Performance: 2/5. I was expecting a lot from this, but Naima never really delivered. There are some bright spots – I love her tone when she digs into the bottom of her range. And whoever decided that she should keep the singing and dancing bits separate rather than trying both at the same time was also spot on, because she stays on key throughout. But I still can’t shake the feeling that she will never be more than a good karaoke singer with some interesting dance moves. Even at her best, she never seems to be more than just okay.
It was A to the Z to the twiddle-le-dee. Once again we see the whole package.
Song choice: 4/5. From the same Innervisions album as Pia’s choice, this has enough of a swagger and a rock edge to put it in range for Lambert-Lite™. A great song to finish the show on. (Although I will forever associate this song with season five winner Taylor Hicks‘ purple jacket – see below.)
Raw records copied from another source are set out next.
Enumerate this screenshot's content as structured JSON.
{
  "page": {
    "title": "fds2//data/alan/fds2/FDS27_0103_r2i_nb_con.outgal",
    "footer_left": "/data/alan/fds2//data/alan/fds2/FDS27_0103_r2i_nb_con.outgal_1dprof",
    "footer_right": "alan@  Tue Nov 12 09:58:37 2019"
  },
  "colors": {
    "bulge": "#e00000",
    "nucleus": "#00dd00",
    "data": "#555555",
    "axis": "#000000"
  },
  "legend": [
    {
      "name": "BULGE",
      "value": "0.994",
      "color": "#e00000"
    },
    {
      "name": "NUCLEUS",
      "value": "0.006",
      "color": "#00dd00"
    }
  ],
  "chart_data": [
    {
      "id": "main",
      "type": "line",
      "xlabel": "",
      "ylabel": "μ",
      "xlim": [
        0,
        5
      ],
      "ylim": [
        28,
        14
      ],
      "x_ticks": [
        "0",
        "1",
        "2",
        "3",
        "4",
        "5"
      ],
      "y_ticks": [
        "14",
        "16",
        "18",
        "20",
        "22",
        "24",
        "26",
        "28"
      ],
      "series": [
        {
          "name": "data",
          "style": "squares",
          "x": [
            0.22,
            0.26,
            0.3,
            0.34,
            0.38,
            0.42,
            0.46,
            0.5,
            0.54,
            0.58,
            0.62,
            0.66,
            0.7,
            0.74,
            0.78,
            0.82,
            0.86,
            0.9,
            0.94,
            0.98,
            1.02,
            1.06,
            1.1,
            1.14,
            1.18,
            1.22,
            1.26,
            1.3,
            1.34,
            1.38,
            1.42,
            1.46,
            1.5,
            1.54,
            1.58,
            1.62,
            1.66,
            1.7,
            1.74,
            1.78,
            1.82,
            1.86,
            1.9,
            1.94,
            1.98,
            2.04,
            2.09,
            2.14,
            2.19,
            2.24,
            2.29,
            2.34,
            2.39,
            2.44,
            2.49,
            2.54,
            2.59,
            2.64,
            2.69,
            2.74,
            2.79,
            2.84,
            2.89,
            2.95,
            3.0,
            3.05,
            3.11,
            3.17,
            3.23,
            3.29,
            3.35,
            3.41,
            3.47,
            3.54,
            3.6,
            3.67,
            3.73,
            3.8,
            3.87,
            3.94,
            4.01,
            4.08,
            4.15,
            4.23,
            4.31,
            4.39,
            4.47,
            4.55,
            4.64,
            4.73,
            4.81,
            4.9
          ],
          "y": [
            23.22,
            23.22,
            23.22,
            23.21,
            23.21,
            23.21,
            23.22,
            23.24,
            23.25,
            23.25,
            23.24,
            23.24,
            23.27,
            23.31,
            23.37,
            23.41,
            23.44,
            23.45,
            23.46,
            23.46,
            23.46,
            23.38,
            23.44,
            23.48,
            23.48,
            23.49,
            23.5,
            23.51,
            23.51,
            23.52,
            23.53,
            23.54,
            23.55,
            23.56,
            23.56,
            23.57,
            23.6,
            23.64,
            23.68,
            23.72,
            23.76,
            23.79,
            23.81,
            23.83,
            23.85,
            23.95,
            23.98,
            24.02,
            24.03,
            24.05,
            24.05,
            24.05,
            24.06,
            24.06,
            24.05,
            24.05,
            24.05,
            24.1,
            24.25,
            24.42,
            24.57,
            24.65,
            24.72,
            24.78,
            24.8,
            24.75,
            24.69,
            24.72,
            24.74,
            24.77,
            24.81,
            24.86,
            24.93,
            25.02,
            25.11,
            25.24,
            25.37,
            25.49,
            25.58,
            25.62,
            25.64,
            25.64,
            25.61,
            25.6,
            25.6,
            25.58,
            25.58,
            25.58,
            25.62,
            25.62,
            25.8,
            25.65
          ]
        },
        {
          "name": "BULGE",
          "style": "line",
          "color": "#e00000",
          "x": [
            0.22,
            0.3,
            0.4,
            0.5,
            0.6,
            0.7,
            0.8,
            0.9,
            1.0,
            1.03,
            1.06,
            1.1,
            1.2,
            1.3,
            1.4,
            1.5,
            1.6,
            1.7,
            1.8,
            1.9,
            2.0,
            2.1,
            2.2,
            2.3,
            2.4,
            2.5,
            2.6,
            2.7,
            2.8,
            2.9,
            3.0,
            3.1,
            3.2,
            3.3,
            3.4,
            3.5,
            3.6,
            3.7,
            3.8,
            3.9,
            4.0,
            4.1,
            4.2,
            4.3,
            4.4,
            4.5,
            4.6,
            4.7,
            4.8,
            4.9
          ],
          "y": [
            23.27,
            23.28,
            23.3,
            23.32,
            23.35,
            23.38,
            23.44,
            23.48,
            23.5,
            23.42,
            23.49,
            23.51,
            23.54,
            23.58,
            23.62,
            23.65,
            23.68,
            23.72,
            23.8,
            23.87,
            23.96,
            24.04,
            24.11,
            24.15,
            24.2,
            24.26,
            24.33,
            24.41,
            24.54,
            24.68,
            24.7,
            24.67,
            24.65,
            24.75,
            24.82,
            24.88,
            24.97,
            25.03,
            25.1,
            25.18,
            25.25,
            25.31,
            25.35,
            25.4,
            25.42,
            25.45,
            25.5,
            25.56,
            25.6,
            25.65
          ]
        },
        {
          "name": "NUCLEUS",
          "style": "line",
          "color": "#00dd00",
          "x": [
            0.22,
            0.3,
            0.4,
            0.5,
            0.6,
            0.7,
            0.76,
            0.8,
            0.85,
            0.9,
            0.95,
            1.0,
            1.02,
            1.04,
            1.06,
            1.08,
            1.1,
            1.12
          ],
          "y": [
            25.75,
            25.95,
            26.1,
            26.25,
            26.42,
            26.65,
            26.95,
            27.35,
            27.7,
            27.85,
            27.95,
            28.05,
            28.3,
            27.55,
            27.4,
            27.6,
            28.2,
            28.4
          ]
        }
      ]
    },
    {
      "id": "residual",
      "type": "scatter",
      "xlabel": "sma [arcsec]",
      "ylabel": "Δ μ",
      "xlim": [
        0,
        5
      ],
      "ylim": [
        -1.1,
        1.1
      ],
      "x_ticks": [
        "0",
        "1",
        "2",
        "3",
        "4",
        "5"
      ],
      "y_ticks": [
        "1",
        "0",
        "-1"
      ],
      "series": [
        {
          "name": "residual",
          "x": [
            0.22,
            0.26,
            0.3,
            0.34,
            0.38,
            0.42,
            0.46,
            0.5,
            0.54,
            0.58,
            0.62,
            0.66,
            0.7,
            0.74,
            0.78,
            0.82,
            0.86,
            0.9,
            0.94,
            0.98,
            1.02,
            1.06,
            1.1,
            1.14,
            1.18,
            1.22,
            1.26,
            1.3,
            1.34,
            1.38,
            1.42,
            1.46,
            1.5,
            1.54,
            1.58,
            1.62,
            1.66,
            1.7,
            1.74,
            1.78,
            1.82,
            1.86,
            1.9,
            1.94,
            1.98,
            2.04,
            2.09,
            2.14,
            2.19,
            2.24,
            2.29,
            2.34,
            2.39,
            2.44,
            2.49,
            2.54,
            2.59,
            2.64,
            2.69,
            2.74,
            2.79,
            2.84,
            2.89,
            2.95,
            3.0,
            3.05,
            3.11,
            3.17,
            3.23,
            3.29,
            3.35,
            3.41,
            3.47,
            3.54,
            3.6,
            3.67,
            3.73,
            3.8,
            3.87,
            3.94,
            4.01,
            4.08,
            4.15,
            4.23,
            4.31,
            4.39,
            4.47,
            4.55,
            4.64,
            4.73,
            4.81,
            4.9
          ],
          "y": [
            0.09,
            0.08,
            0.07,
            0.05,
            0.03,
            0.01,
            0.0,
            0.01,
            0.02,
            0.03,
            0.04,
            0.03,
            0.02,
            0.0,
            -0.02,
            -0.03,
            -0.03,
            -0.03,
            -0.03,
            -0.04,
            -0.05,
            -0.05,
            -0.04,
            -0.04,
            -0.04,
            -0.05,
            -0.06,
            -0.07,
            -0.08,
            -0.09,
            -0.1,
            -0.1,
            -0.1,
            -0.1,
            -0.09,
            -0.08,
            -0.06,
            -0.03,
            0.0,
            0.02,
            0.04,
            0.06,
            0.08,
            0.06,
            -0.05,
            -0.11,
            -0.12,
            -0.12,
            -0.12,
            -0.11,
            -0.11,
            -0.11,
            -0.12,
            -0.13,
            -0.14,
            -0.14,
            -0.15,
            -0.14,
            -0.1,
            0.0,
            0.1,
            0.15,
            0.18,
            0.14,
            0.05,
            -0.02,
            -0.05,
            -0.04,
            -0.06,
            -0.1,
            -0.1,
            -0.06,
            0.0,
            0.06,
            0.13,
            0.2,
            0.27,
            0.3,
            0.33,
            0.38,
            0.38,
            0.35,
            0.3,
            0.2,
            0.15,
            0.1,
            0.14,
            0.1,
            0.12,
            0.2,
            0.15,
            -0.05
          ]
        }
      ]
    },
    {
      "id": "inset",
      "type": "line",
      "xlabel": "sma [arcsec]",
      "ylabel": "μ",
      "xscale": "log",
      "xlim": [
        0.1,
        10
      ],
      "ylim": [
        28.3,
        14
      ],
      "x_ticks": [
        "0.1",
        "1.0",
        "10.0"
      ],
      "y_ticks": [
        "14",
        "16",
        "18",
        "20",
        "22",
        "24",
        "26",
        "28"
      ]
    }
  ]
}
Performance: 3/5. Yet again, I am distracted at how much he resembles the love child of Matt Damon and Wayne Rooney. As a performance, this is good but not great. James is a real showman, and he keeps the screaming in check again this week, but it never quite takes off the way I was hoping it would. In the context of the other performances, however, this is more than solid enough.
I think sometimes it takes a little bit of being crazy to make a difference in this world, and that’s what you’re all about.
Overall, after two fairly lacklustre weeks, this was pretty middle-of-the-road fare. None of the big favourites were particularly good and no one was downright awful. Indeed, a number of the more lightweight contestants – Haley in particular – upped their game. So, no stand-out performances which will live long in my memory and no one who managed to complete the holy trinity – weak singer, poor song choice, terrible performance – which are key components of a truly great Idol episode. And that is reflected in a narrow range of scores which saw me award everyone a middling mark between four and seven out of ten.
All of which leads me to think that maybe this is the one week we typically get every season some time before the top seven where one of the favourites surprisingly slides into the bottom three, serving as a wake-up call for both them and the voting public. For sure, I think we are going to end the monopoly the girls have had on the bottom three so far. Off the back of a stronger performance this week, I can see Haley avoiding the Stools of Doom™, while the likes of Stefano and Thia continue to flirt with danger.
Anyway, here are my predictions for the public vote.
Safe as houses: Jacob, Lauren, Scotty, Pia, James
Sliding backwards: Casey
Stuck in the middle: Stefano, Haley
Bottom three: Thia, Paul, Naima
Going home: I’d like to say Paul, but I suspect it will be Thia despite her improved showing.